The twins were working on Brianne’s newly acquired desktop computer. They were exploring the labyrinthine corridors of the Ministry of Defence, after a failed attempt to destroy their father’s credit rating. It was hot in Brianne’s room and they were sitting in their vests and pants. Flies buzzed over half-eaten sandwiches.
From the open window they could hear students calling to each other, enjoying the Indian summer. A group of them were sitting on the grass outside Sentinel Towers, laughing and drinking from cans of cider.
A girl’s fragile voice sang ‘Summer Is Icumen In’.
Brianne muttered, ‘Fucking Performing Arts, don’t they ever stop performing?’
The girl’s voice was joined by others until each voice was weaving an intricate vocal pattern.
From a room where politics students had gathered to drink Polish vodka and condemn every known political system came the sound of bombs falling and machine-gun fire. They were remarkably good impressions – evidence of long hours of practice and, conversely, of the few hours spent in lectures or writing essays.
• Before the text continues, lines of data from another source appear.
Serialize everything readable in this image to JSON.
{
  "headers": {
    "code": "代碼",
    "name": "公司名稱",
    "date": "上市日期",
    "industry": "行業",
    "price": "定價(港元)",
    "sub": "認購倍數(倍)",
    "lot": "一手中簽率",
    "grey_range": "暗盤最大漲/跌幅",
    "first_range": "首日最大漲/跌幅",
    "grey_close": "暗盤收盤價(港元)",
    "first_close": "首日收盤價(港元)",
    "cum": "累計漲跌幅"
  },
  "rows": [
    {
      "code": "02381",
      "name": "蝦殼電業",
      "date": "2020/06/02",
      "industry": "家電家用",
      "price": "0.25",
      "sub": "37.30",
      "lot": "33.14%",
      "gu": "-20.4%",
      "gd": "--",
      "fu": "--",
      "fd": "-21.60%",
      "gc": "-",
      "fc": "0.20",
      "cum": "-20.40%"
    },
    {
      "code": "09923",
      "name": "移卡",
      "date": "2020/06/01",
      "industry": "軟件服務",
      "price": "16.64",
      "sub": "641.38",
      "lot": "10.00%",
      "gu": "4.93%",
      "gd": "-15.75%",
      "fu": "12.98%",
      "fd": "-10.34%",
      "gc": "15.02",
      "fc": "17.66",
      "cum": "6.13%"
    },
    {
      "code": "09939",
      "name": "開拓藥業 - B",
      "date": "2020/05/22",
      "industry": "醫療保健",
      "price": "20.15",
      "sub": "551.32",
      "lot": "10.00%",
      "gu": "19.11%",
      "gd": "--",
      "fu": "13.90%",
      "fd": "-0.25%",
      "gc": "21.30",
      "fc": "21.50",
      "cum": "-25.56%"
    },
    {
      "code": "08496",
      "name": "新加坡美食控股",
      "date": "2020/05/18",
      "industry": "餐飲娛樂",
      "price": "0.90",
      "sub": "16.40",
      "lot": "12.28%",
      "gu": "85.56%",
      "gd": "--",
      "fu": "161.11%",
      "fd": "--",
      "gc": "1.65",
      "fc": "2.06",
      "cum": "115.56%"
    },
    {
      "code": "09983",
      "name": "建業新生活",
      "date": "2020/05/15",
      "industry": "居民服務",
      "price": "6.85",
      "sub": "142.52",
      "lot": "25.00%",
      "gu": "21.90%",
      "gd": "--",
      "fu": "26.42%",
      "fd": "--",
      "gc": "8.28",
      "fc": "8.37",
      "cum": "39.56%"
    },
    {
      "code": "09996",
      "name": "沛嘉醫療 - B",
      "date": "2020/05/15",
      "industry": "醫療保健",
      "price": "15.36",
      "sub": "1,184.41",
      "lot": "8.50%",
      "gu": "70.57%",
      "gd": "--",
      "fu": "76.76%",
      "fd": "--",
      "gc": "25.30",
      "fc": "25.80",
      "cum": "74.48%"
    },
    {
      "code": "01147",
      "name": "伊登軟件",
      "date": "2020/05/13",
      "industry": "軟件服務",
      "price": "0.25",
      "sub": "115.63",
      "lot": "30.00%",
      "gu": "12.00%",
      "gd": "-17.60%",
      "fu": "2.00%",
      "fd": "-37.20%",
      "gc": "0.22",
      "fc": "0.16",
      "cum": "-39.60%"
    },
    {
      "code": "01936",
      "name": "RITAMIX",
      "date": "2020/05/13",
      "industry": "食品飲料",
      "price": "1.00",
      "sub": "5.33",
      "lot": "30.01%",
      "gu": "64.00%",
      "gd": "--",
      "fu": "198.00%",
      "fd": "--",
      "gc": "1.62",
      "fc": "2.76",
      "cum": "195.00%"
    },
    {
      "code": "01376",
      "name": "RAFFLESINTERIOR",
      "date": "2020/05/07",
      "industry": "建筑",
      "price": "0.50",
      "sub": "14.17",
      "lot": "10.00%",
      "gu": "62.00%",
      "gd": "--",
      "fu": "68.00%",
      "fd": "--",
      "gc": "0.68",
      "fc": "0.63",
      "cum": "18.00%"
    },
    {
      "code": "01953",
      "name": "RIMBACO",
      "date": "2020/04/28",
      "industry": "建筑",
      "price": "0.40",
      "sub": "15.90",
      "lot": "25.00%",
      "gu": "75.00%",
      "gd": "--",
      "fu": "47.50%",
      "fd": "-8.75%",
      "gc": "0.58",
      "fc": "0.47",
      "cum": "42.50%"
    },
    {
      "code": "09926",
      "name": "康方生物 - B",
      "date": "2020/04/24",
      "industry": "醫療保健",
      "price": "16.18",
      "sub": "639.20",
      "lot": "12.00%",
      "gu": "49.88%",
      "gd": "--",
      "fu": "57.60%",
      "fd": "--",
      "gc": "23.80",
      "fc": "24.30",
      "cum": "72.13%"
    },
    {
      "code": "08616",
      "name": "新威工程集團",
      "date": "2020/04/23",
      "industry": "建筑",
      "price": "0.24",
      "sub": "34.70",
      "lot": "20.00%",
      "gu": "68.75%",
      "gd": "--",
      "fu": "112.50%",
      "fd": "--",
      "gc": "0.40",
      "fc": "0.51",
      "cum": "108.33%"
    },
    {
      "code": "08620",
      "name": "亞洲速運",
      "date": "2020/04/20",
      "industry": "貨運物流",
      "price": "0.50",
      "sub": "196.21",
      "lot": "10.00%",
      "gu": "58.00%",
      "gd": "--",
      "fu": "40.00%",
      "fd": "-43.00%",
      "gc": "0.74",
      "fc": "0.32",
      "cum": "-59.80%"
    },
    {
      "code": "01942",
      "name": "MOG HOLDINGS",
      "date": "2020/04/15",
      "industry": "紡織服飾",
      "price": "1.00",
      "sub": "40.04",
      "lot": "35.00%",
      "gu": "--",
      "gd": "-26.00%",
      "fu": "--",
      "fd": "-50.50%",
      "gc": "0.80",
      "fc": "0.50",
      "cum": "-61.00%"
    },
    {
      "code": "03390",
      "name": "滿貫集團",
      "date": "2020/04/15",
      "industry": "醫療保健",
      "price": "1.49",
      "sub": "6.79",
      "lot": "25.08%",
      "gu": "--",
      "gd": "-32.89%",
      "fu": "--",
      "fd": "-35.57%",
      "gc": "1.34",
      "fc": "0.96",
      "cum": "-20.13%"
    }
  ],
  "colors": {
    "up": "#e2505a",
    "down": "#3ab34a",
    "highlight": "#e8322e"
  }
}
Brianne said, looking at the screen, ‘How many years, Bri?’
It was their private joke, short for, ‘How many years in prison?’
Their hacking was motivated as much by curiosity as it was by the accumulation of money.
Before Brian Junior could reply, there was a shocking crash and the door to the room fell in on them, followed seconds later by the sound of Brian Junior’s door collapsing. He tried to reach the computer to wipe the hard drive, but his wrist was chopped by a black-gloved hand. There was roaring shouting confusion.